We are all perfectly imperfect, and other people may notice that from time to time. We may even notice it in each other.
Somehow accepting that is a huge weight off my mind.
Interesting article, you covered a lot of different perspectives.
Knowing that the person who is criticising you is much harder on themselves than they are EVER going to be on you, I always love to try and put myself in their shoes and feel how painful it is to be them. The criticism, that I copping then seems pale in comparison.
And criticism is always someone’s perspective, coloured by their issues, so they are really talking more to themselves than they are to you.
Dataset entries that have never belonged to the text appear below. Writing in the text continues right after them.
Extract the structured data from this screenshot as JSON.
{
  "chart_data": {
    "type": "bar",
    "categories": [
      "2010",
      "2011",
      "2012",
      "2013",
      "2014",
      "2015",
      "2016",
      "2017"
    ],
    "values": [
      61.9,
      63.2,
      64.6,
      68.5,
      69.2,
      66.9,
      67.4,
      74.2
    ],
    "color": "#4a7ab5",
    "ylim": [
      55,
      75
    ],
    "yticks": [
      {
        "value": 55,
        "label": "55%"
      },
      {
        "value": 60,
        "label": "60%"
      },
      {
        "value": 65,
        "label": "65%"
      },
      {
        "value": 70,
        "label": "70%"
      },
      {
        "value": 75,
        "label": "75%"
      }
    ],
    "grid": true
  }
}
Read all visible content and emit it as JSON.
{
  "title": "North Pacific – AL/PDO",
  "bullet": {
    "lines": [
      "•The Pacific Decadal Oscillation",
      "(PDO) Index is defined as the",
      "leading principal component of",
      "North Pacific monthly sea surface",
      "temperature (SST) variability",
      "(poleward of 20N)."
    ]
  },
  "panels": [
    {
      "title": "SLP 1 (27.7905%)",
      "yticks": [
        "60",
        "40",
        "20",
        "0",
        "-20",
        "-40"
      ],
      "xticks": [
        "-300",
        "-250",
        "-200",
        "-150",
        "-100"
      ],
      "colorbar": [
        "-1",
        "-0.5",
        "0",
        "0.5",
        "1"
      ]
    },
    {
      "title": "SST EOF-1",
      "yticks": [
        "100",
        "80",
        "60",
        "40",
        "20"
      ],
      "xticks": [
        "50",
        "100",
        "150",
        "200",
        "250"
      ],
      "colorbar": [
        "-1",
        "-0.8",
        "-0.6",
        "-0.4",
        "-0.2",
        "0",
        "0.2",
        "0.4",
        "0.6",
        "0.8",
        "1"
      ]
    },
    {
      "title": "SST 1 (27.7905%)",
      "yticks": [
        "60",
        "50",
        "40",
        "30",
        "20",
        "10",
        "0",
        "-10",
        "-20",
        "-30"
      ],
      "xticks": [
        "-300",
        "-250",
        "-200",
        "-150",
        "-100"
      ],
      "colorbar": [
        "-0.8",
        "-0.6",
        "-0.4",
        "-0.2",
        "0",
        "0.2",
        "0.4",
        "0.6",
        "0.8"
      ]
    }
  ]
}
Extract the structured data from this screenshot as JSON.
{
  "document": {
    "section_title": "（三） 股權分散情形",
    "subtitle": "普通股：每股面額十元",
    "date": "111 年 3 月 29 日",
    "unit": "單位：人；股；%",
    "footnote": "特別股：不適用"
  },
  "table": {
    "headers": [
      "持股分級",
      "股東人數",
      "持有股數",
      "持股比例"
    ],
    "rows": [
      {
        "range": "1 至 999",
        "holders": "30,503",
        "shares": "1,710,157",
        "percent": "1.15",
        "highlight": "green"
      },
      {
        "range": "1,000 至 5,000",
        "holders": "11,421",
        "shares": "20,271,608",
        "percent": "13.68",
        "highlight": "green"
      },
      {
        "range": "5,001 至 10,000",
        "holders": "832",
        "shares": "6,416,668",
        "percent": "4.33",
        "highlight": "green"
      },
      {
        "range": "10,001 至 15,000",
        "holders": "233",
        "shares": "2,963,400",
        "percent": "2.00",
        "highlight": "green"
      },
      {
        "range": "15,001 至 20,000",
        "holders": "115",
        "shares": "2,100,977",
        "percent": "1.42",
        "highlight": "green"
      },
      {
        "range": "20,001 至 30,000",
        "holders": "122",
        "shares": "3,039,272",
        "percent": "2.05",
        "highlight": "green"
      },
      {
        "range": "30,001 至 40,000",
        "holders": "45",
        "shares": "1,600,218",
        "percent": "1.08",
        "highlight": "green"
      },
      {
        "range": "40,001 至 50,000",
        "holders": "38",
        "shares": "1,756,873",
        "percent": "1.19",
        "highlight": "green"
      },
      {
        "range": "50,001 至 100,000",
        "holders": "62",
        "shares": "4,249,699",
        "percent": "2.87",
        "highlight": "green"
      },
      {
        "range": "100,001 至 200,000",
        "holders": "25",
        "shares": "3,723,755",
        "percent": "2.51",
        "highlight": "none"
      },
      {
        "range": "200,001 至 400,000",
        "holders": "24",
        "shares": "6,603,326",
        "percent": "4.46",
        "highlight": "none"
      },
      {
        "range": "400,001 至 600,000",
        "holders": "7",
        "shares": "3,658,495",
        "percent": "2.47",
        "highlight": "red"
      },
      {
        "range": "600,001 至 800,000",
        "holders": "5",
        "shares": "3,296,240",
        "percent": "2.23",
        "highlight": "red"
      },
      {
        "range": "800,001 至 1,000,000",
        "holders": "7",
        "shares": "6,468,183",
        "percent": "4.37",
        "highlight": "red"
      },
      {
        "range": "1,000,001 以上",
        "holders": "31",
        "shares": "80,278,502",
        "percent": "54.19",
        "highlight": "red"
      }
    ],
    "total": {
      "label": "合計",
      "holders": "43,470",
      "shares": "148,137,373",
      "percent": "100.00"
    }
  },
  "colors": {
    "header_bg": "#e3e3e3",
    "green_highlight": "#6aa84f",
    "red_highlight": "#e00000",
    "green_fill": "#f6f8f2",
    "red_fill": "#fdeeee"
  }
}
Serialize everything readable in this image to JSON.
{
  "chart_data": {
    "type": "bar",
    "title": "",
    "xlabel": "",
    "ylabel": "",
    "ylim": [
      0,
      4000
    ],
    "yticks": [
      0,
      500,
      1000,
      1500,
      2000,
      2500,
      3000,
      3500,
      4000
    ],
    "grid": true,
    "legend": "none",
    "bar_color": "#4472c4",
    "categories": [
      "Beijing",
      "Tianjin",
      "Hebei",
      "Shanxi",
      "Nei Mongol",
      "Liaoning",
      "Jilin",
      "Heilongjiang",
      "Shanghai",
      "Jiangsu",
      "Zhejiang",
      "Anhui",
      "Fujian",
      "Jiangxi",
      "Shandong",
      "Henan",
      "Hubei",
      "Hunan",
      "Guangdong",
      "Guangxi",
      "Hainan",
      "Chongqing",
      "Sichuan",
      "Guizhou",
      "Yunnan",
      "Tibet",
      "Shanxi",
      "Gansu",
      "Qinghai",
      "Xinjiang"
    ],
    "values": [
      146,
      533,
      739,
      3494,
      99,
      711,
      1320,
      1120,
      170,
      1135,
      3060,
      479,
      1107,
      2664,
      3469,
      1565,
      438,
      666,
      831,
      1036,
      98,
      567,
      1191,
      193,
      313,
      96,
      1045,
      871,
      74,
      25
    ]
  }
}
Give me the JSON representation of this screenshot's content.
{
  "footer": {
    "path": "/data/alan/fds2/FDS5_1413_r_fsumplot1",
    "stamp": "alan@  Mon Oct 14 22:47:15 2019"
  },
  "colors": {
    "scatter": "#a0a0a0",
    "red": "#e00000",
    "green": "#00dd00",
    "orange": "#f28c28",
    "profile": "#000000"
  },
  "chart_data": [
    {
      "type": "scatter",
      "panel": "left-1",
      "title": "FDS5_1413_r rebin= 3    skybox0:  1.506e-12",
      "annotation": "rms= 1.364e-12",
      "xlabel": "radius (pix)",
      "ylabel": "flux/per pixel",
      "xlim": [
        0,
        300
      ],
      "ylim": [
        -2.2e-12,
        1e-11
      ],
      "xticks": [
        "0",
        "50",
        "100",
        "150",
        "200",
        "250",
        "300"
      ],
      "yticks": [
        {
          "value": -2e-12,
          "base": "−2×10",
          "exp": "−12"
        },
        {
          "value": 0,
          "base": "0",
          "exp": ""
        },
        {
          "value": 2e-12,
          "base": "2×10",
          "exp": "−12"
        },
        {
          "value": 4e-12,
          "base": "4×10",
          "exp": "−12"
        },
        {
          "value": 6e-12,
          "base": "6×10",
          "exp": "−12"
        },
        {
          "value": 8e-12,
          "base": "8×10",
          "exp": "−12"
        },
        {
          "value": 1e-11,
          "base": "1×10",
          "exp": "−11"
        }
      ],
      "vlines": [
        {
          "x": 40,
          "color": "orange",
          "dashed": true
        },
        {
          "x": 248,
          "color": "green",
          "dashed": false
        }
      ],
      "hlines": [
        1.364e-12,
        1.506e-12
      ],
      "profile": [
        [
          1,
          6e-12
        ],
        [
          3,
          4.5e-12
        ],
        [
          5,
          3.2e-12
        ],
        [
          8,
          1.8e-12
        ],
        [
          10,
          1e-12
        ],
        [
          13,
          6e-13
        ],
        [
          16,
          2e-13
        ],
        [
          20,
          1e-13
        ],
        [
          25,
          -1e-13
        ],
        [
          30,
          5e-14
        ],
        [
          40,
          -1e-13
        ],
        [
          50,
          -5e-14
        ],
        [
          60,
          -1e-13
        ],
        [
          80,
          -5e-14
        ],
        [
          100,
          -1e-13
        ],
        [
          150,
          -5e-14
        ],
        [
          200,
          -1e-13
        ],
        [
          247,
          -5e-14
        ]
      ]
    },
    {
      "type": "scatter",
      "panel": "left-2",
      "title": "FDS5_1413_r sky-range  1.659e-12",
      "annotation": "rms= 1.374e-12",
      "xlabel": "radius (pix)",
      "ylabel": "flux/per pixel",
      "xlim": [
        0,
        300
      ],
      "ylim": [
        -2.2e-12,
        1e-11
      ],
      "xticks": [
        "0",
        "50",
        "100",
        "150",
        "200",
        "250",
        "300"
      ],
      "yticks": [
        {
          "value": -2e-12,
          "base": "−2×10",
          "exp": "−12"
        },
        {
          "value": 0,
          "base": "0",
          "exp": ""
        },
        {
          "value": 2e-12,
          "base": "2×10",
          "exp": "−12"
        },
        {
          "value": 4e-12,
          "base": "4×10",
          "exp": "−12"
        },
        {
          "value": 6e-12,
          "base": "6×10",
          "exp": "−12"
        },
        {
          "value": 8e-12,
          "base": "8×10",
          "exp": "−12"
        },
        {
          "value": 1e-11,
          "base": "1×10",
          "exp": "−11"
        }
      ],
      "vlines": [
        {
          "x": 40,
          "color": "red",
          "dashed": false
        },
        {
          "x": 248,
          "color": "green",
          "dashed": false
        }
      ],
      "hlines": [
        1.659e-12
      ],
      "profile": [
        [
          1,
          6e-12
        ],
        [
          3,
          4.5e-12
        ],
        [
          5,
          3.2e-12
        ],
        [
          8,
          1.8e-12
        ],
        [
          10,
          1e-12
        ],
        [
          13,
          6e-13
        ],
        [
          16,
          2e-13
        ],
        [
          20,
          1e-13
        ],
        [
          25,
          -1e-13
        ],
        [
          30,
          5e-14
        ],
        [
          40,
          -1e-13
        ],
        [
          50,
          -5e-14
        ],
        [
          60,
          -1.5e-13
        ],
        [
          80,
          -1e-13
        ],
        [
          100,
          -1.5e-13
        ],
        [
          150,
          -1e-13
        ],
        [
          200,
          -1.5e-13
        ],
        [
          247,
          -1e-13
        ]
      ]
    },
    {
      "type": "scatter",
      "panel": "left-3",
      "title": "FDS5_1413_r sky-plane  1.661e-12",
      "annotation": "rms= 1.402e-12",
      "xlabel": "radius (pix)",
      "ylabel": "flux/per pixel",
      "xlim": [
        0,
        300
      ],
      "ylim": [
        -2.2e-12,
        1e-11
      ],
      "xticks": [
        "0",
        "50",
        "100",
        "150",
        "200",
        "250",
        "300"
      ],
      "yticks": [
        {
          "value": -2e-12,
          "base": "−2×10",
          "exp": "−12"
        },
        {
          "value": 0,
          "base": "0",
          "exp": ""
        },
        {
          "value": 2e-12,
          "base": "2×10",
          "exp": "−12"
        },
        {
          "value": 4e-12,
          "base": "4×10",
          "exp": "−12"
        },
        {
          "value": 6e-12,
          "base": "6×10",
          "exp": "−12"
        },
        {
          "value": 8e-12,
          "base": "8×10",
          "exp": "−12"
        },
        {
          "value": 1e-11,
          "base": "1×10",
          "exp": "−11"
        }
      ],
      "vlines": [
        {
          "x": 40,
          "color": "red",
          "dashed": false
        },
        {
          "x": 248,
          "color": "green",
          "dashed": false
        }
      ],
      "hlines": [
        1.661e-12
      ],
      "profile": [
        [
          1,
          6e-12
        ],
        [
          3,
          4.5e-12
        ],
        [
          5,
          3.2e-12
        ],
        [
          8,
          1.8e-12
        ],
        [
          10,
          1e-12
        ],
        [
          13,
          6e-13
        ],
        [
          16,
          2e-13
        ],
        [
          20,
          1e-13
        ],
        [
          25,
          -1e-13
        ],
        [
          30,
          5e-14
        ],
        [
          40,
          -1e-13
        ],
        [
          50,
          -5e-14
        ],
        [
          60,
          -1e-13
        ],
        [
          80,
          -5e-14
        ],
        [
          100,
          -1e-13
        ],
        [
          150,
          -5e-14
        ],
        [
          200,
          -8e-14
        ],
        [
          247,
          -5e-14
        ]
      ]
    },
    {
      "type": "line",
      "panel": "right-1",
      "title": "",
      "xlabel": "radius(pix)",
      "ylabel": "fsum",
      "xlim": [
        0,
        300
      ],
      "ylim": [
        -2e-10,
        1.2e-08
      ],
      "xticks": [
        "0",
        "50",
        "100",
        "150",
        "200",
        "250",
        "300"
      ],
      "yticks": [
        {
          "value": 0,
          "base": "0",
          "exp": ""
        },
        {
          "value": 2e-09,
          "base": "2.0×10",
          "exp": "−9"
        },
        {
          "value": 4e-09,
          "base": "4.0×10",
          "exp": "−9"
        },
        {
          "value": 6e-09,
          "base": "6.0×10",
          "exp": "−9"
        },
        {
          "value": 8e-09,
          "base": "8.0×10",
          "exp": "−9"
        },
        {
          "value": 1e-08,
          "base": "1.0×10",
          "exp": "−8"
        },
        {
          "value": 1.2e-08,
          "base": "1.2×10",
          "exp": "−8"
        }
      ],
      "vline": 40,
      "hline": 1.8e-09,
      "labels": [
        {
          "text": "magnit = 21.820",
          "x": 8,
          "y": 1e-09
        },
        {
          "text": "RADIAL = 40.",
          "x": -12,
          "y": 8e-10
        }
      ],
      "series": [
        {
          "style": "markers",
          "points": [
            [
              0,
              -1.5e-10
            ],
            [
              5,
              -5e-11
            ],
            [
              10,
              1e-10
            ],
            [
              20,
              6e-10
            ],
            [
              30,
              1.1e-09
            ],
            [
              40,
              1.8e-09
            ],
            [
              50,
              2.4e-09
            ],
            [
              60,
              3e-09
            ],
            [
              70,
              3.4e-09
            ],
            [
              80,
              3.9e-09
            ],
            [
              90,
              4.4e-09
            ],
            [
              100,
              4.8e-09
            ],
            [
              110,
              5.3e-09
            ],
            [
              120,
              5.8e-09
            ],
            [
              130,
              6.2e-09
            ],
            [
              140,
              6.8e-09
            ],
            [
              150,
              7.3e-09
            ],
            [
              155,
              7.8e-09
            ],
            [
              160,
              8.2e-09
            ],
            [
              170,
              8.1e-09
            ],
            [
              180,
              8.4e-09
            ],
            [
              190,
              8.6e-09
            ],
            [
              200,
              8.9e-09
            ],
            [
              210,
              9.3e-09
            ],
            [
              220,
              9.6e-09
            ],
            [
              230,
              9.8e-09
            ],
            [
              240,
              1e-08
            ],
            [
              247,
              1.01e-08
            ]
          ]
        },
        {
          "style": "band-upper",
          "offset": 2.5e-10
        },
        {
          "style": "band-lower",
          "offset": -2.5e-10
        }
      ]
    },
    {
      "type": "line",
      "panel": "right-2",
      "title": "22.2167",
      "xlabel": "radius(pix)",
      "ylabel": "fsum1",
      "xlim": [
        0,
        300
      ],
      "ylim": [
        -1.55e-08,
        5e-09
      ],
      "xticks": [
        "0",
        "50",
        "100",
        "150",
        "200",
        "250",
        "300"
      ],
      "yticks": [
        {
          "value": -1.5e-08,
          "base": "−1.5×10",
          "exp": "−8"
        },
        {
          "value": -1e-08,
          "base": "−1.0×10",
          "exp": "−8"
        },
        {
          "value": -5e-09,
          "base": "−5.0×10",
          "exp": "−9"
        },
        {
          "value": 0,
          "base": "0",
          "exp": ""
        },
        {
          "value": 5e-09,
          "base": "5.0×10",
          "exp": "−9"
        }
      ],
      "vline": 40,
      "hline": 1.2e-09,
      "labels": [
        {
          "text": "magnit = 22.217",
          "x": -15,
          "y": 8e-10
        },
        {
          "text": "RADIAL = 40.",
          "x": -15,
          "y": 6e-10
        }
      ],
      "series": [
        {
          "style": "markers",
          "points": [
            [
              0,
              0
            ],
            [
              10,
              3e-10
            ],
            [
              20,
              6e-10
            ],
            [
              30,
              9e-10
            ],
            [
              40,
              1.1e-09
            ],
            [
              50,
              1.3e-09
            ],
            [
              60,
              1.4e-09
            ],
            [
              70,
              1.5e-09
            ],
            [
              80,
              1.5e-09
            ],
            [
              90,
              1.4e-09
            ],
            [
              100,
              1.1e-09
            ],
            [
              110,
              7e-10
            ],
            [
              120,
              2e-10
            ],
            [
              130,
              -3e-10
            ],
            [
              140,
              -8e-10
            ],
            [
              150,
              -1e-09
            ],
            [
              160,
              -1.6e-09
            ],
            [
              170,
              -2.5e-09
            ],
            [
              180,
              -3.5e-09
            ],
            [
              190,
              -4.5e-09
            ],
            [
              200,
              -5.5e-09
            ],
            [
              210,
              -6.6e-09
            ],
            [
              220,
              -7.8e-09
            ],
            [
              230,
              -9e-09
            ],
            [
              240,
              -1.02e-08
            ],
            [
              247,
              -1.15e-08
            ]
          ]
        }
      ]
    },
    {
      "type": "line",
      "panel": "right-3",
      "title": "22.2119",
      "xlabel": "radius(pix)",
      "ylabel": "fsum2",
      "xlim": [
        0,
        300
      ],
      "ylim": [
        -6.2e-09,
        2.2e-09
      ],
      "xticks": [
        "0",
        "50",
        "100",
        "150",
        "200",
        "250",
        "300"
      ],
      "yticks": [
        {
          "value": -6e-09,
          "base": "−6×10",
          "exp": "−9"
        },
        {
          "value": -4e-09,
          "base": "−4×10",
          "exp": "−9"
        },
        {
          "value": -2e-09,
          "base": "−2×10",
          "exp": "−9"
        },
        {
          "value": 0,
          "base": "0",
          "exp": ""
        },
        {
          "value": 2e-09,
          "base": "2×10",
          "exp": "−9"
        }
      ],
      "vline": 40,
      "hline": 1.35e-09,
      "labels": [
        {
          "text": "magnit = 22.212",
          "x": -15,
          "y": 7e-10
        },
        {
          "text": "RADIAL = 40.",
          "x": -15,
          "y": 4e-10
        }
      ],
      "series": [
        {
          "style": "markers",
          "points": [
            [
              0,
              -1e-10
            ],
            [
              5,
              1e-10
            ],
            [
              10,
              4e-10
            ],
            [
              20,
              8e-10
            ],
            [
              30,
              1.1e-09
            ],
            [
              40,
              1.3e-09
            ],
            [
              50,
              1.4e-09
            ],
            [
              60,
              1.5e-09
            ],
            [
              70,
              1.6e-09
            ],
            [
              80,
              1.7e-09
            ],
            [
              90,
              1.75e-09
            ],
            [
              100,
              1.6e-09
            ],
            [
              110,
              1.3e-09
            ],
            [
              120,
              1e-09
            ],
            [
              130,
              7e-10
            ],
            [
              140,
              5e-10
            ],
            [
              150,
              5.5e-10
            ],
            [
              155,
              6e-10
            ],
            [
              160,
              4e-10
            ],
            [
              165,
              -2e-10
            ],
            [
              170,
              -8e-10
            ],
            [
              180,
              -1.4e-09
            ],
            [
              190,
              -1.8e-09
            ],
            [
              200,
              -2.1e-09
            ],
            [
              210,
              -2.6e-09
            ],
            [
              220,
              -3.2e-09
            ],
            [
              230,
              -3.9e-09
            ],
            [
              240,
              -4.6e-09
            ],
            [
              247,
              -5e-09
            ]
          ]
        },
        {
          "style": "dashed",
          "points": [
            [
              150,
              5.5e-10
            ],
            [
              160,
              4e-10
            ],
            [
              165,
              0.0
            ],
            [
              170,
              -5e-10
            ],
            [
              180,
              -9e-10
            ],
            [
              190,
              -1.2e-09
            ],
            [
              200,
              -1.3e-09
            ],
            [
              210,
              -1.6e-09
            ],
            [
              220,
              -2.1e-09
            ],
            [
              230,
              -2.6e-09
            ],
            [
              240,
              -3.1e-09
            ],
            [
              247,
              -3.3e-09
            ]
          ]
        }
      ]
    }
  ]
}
Saying all that, its good to get a fresh perspective on yourself occasionally and we should always be grateful to get another viewpoint to look at ourselves from. The more viewpoints we have, the more we can see. It can only benefit us.
Thanks for this article.
Here’s a critique for the author of this article. You really need to read over your writing again and edit it or get someone else to read it over and do so before publishing your article. Many spiritual, philosophical, and psychological articles written by many authors and published online have really annoying writing mistakes that make the reading processes of very relevant and interesting insights extremely unenjoyable. It’s really frustrating trying to interpret wrongly written sentences and grammar mistakes especially when the information otherwise is very useful. It also makes the author come off not really knowing what they are talking about when they incorrectly write sentences.